Holy crap, I’m a hiring manager!
I suspected this day would arrive. The day I’d be thrust into middle management. And I suppose “thrust” is a harsh word. I’m quite appreciative of the opportunities I’ve been given up to this point, to get my feet wet in the seas of people leadership. It was more than I probably would’ve even asked for.
But holy crap, I’m a hiring manager now.
It’s what I would imagine being in an unexpected situation in a space shuttle would be like. (Okay, overkill, but go with me on this one.) Suddenly, any training or preparation I’ve had temporarily disappears entirely from my mind.
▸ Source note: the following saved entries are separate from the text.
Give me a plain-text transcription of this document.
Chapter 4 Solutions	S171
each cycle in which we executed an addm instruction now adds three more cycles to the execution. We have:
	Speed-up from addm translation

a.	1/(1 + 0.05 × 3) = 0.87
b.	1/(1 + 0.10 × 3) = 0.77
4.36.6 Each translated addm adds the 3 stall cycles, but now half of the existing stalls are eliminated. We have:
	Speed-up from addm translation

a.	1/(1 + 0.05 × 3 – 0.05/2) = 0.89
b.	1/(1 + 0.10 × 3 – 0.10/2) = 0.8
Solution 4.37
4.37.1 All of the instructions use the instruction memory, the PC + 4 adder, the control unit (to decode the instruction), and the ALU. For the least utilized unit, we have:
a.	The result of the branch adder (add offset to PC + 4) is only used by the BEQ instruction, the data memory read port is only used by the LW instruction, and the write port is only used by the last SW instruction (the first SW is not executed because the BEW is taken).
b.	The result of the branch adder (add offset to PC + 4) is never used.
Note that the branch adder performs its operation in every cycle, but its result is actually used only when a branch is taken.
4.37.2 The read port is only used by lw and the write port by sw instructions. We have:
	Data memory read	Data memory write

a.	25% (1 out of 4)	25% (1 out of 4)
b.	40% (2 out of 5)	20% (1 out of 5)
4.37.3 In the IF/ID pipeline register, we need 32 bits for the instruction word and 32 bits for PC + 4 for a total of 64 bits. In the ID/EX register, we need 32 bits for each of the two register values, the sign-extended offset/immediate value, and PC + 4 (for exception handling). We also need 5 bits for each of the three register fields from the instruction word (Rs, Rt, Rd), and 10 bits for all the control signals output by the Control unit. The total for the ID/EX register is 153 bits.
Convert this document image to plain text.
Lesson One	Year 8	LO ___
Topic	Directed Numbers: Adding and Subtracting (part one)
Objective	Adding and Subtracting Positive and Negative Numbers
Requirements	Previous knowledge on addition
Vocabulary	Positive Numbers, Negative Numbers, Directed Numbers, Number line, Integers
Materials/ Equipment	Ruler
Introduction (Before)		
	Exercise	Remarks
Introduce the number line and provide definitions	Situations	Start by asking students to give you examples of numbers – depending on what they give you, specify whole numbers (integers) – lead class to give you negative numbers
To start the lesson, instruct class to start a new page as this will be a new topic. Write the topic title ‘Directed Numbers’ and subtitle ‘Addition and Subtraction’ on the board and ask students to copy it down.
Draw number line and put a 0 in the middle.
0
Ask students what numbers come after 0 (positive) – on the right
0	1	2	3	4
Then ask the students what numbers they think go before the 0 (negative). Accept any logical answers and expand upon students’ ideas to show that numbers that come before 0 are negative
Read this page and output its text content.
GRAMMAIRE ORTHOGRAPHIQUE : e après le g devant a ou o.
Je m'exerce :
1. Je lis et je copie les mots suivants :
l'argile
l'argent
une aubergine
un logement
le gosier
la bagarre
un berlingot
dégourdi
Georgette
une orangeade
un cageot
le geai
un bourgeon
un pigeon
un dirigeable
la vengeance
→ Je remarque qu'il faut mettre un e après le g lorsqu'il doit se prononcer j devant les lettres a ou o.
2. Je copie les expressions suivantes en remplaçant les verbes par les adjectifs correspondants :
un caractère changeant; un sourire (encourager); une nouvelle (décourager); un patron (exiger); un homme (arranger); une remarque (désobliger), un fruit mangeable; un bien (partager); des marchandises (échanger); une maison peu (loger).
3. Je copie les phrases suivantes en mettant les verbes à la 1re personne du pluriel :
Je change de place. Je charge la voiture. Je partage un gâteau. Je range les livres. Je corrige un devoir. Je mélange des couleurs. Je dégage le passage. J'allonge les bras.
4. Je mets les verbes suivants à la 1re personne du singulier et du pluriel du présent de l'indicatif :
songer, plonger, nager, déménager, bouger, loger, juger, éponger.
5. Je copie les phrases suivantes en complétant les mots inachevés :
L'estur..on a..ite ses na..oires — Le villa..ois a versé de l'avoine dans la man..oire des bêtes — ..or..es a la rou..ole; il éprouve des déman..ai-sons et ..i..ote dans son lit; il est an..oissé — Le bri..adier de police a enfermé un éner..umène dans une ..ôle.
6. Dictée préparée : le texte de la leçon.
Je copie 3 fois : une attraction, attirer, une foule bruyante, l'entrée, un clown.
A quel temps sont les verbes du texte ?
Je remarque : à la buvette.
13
And I stare blankly with my jaw loosely hanging from my face.
So, now that my overactive imagination already has me pegged as the heroic, inspiring, assertive-yet-understanding, kind-with-high-expectations, we-should-make-a-movie-about-her middle manager, it’s time to get real. I’ve got the values of our organization in my toolbelt, as well as the expected leadership qualities. Top Talent Indicators and Derailers? Check. Recruiter ready to send over resumes? Check. Now what? What do I do on my side to ensure the search for the perfect candidate is successful? Because, as much as my imagination would like to believe something different, this isn’t about me. This is about finding the right person for this job.
1. Make sure the job description is darn good
The first thing the candidate will see is the job description (besides the home page of the careers web site, maybe – if they don’t follow the direct link on my personal Facebook page) so it not only needs to be detailed and accurate, but it also needs to draw people in. If the candidate is going to be owning anything, leading or managing anything, be sure to tell them so. Most folks are motivated by bigger and better responsibilities and challenges. Don’t make the job description sound like a series of mundane tasks if there’s actually more to it than that.
2. Read – nay, memorize – the resumes before the interviews
Got some good tips in an interviewing training session today on what to look for in a resume, but then saw a scary statistic from a study showing that about 64% of resumes exaggerate or overstate what the person has actually accomplished in their previous roles. Ergh. So do look for good action words and results-based experience in a resume. But do also know which results you want to dive into further during the interview. Know the resume inside-out before the interview, so you can make the best use of the precious, limited time you’ll have with the candidate. Probe with additional questions where it makes sense.
3. Know what’s most important for the candidate in the role
There’s lots of criteria to look for during an interview. Plenty of leadership qualities. Plenty of Top Talent Indicators. Plenty of Derailers. And not plenty of time. What to do, what to do? Give some thought before the interview on what you’ll focus on specifically. Because, like it or not, you’ll have to narrow some things down to be effective.
For example, while we’re hoping for a candidate with Microsoft Project Server 2010 and Sharepoint Enterprise 2010 experience, what’s even more important is the candidate’s ability to learn quickly and apply what they’ve learned to solution enhancements and project manager coaching. Experience is less than their ambition and enthusiasm and confidence and drive.
And I hate arrogance. Hate hate hate it. No arrogant candidates allowed.
Know what’s the most important.
And awaaaaay we go!
What’s the most important attribute you look for in a new hire candidate?